I think we are going the wrong way with this. As long as a single port manager is not too many luts, I think it would be better to just statically assign these per port and then free them when the connection is closed. No more packet type DMA or anything like that.
So we have a new idea for the actual stream block, but we need to think about the dma. We could do something where we have a linked list of dma descriptors, where each descriptor is one packet?
However, the point of TCP is that we do not have packets, its just a stream. So then we should have an even simpler DMA: Address, Length, Go, where writing to length is also Go. The sending part is easy, its the receiving part that is hard.
We could either preload the address, but then we do not know the length, or we could have it just stored in a memory inside the stream, we don't have a ton of memory in the FPGA.
It looks like in linux they use ring buffers in memory, so when data is received the nic writes it into the ring buffer and then raises an interrupt to the CPU. Then it is up to software to read from the ring buffer.
The same thing happens when we transmit, we write data to the ring buffer and then the nic will notice that and start forming packets.
Since we do not have a lot of cpu though, can we make the ring buffers in hardware? This doesn't entirely solve the problem, but it gives a lot of memory for the data to go before the CPU is ready to handle it. A downside of this is that the the data will have to be copied from one area of memory to another area of memory, but given the memory is much faster than the CPU this isn't a huge problem. Moving a 4kB block of data would take about 41 microseconds in the best case. the CPU is running at 1MHz, so thats only 41 clock cycles.
With this setup though, each stream needs its own ring buffer in order to present a stream like interface? Yes, unless we somehow tag the data going into the ring buffer. The thing about the ring buffers though is that it is not split up by packets and should present a stream interface, that means multiple writes could be combined into a single packet. But, this is not actually required since we are the ones sending, we should be able to send whatever we want and leave the server to handle it. On the receive side though, we need to combine the packets back into a single contiguous stream of data. If multiple streams are active, then they could get interleaved, and if one process is not reading, then its data will be blocking up the queue.

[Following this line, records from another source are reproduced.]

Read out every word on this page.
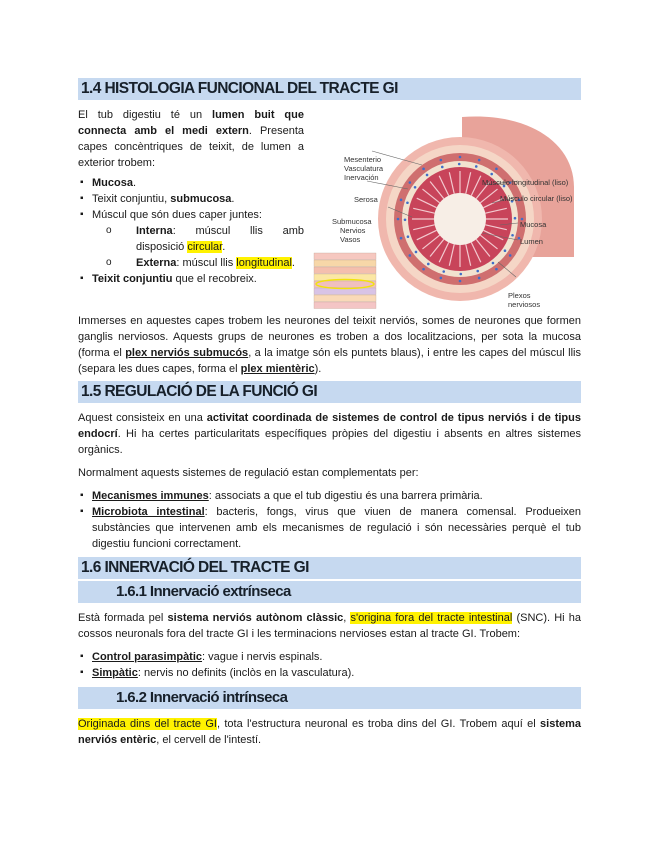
1.4 HISTOLOGIA FUNCIONAL DEL TRACTE GI

El tub digestiu té un lumen buit que connecta amb el medi extern. Presenta capes concèntriques de teixit, de lumen a exterior trobem:

▪ Mucosa.
▪ Teixit conjuntiu, submucosa.
▪ Múscul que són dues caper juntes:
o Interna: múscul llis amb disposició circular.
o Externa: múscul llis longitudinal.
▪ Teixit conjuntiu que el recobreix.
Mesenterio
Vasculatura
Inervación
Serosa
Submucosa
Nervios
Vasos
Músculo longitudinal (liso)
Músculo circular (liso)
Mucosa
Lumen
Plexos
nerviosos

Immerses en aquestes capes trobem les neurones del teixit nerviós, somes de neurones que formen ganglis nerviosos. Aquests grups de neurones es troben a dos localitzacions, per sota la mucosa (forma el plex nerviós submucós, a la imatge són els puntets blaus), i entre les capes del múscul llis (separa les dues capes, forma el plex mientèric).

1.5 REGULACIÓ DE LA FUNCIÓ GI

Aquest consisteix en una activitat coordinada de sistemes de control de tipus nerviós i de tipus endocrí. Hi ha certes particularitats específiques pròpies del digestiu i absents en altres sistemes orgànics.

Normalment aquests sistemes de regulació estan complementats per:

▪ Mecanismes immunes: associats a que el tub digestiu és una barrera primària.
▪ Microbiota intestinal: bacteris, fongs, virus que viuen de manera comensal. Produeixen substàncies que intervenen amb els mecanismes de regulació i són necessàries perquè el tub digestiu funcioni correctament.
1.6 INNERVACIÓ DEL TRACTE GI
1.6.1 Innervació extrínseca

Està formada pel sistema nerviós autònom clàssic, s'origina fora del tracte intestinal (SNC). Hi ha cossos neuronals fora del tracte GI i les terminacions nervioses estan al tracte GI. Trobem:

▪ Control parasimpàtic: vague i nervis espinals.
▪ Simpàtic: nervis no definits (inclòs en la vasculatura).
1.6.2 Innervació intrínseca

Originada dins del tracte GI, tota l'estructura neuronal es troba dins del GI. Trobem aquí el sistema nerviós entèric, el cervell de l'intestí.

One thing we could do is have the ring buffer managers in hardware, but then have the actual memory areas be configurable in software, so you could decide at runtime how large the ring buffers are going to be. I think this is the best way forward.
But where is the data coming from that goes into the tx buffer? We still need to have a DMA engine that reads the data from SDRAM, then writes it back to SDRAM. This seems kind of dumb, but that's kind of the only choice we have. So we still need the M2S/S2M DMA that we had before, but this time it becomes after the circular buffer.